Charité s’était couchée la face tournée contre son lit ; et, tout en dormant, elle inondait ses joues de larmes. La secousse qu’elle reçut de cette vision l’arrache à ce pénible sommeil, et ses cris, ses lamentations redoublent. Elle déchire ses vêtements, et porte sur ses beaux bras des mains impitoyables. Cependant elle tait l’apparition, garde en son sein les sanglantes révélations de la nuit : sa résolution est prise. Elle punira le meurtrier, et sortira ensuite d’une vie désormais insupportable.

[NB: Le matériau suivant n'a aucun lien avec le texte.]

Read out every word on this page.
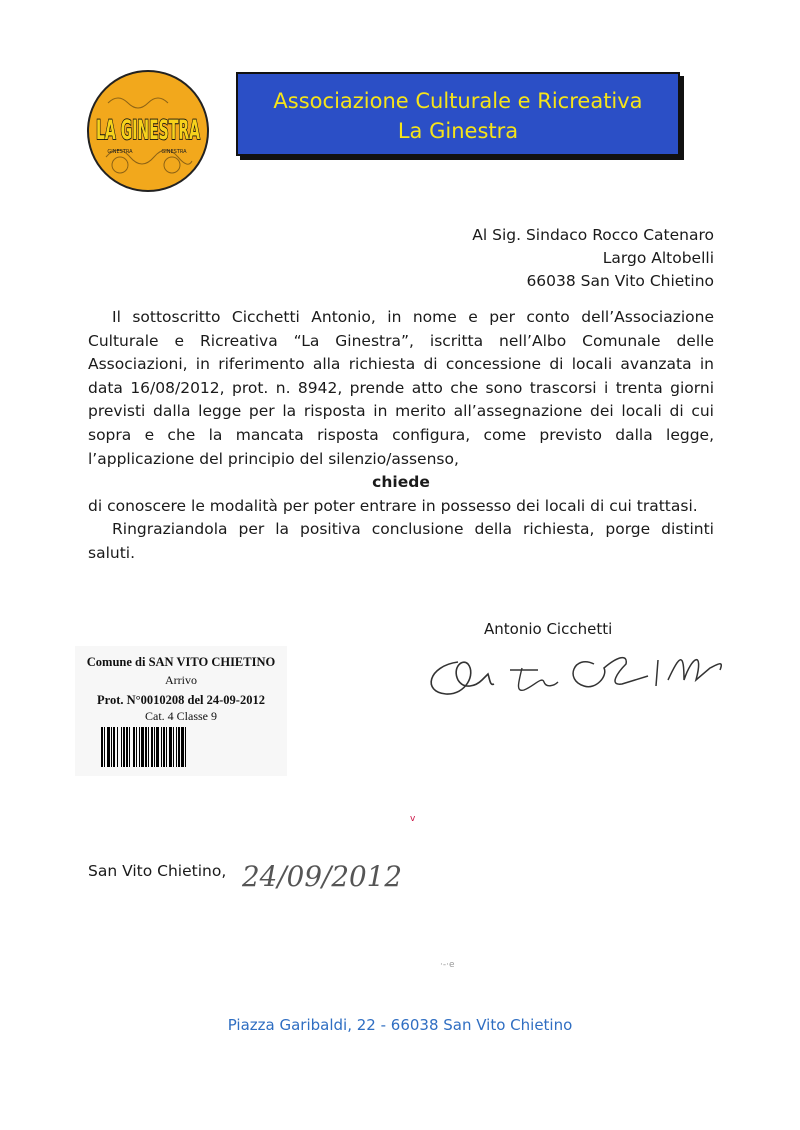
LA GINESTRA
GINESTRA	GINESTRA
Associazione Culturale e Ricreativa
La Ginestra
Al Sig. Sindaco Rocco Catenaro
Largo Altobelli
66038 San Vito Chietino

Il sottoscritto Cicchetti Antonio, in nome e per conto dell’Associazione Culturale e Ricreativa “La Ginestra”, iscritta nell’Albo Comunale delle Associazioni, in riferimento alla richiesta di concessione di locali avanzata in data 16/08/2012, prot. n. 8942, prende atto che sono trascorsi i trenta giorni previsti dalla legge per la risposta in merito all’assegnazione dei locali di cui sopra e che la mancata risposta configura, come previsto dalla legge, l’applicazione del principio del silenzio/assenso,

chiede

di conoscere le modalità per poter entrare in possesso dei locali di cui trattasi.

Ringraziandola per la positiva conclusione della richiesta, porge distinti saluti.

Antonio Cicchetti
Comune di SAN VITO CHIETINO
Arrivo
Prot. N°0010208 del 24-09-2012
Cat. 4 Classe 9
San Vito Chietino, 24/09/2012
v
·-·e
Piazza Garibaldi, 22 - 66038 San Vito Chietino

Cependant, aveuglé par ses désirs, l’odieux amant revient à la charge et ne cesse de fatiguer des oreilles sourdes à jamais pour lui. Avec une tranquillité qu’elle sut jouer à merveille, Charité se borne à le gronder doucement de son importunité. Je vois encore, dit-elle, là devant mes yeux la noble figure de votre frère, de mon époux chéri. Je savoure encore le parfum d’ambroisie qu’exhalait sa personne divine. Enfin le charmant Tlépomène est encore vivant dans mon cœur. Il serait généreux à vous, il serait méritoire d’accorder à mon amère douleur un temps de deuil légitime. Laissez écouler quelques mois encore, laissez l’année s’accomplir. C’est au nom de la pudeur, c’est dans votre intérêt que je vous le demande. Craignons, par un hymen prématuré, d’exciter à votre perte les mânes indignés d’un époux.

L’impatient Thrasylle ne tient compte de ces paroles, ni de la perspective assurée de son bonheur : toujours sa langue profane assiège l’oreille de Charité de coupables insinuations. Charité feint de se rendre. Eh bien, mon cher Thrasylle, lui dit-elle, je ne vous demande qu’une grâce. Couvrons pour un temps nos privautés de mystère : que le soupçon n’en puisse même venir à aucun de mes domestiques, tant que l’année n’aura vu son cours accompli. Thrasylle se laissa prendre à cette insidieuse proposition : leurs amours seront furtifs. Il invoque la nuit, la nuit et ses épaisses ténèbres. Qu’il tienne Charité dans ses bras, le reste n’est rien pour lui. Écoutez, lui dit-elle, ayez soin de vous envelopper de manière à bien cacher vos traits, et, à la première veille, présentez-vous devant ma porte sans vous faire accompagner de personne. Sifflez une fois, et attendez. Ma nourrice que voici sera là, postée en sentinelle et guettant votre arrivée ; c’est elle qui vous ouvrira la porte : elle vous introduira sans lumière, et vous conduira jusqu’à ma chambre à coucher.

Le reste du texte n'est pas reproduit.